Clusters of TB cases with matching genotypes are an indication of possible recent TB transmission.

  • In this report, a TB case is clustered if it had a matching genotype with one or more other cases in the same county or county-equivalent area during the 3-year period of 2018–2020.

The number of reported TB cases that were genotyped declined from 6,966 in 2019 to 5,551 in 2020, a 20.3% reduction mirroring overall case count declines. However, similar to previous years, 97.5% of culture positive cases were associated with a genotype in 2020 (TB Genotyping Surveillance Coverage: United States 2004–2020).

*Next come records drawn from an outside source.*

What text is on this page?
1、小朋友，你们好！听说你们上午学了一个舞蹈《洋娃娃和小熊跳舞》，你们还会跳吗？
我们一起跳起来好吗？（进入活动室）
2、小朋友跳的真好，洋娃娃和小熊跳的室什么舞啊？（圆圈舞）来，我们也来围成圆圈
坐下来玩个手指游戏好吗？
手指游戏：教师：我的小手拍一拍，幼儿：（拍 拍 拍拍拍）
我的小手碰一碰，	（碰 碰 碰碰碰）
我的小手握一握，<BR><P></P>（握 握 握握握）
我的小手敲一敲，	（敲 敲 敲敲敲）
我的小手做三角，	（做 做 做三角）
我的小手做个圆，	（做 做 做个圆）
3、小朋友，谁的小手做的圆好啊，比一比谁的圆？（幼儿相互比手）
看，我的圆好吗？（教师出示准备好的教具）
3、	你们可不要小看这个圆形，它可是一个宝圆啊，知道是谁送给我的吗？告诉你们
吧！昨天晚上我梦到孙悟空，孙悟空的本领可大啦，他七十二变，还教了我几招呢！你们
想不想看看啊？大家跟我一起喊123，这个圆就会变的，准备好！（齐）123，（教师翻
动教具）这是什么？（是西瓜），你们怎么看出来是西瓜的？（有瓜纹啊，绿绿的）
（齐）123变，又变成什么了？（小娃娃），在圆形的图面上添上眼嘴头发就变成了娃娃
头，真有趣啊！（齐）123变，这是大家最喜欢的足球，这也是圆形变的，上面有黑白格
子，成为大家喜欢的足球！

During 2018–2020, 19.0% of TB cases were clustered.

  • The highest percentages of genotype-clustered cases continue to be observed among American Indian or Alaska Native persons (53.4%) and Native Hawaiian or Other Pacific Islander persons (51.4%) (Characteristics of TB Cases in GENType Clusters by Alert Levels: 2018–2020).
  • Hispanic or Latino persons (n=1,230) and non-Hispanic Black or African American persons (n=958) represented the highest number of clustered cases.

The number of county-based clusters declined from 1,351 in last year’s report (cases reported nationally during 2017–2019) to 1,280 clusters for 2018–2020, a 5.3% reduction.

Genotype Cluster Alert Levels

Genotype clusters are additionally characterized into an alert level of non-alert, medium alert, or high alert based on a log-likelihood ratio calculation. Alert levels represent the degree of spatial concentration of cases within the same county or county-equivalent area as compared with the concentration of the genotype in the nation.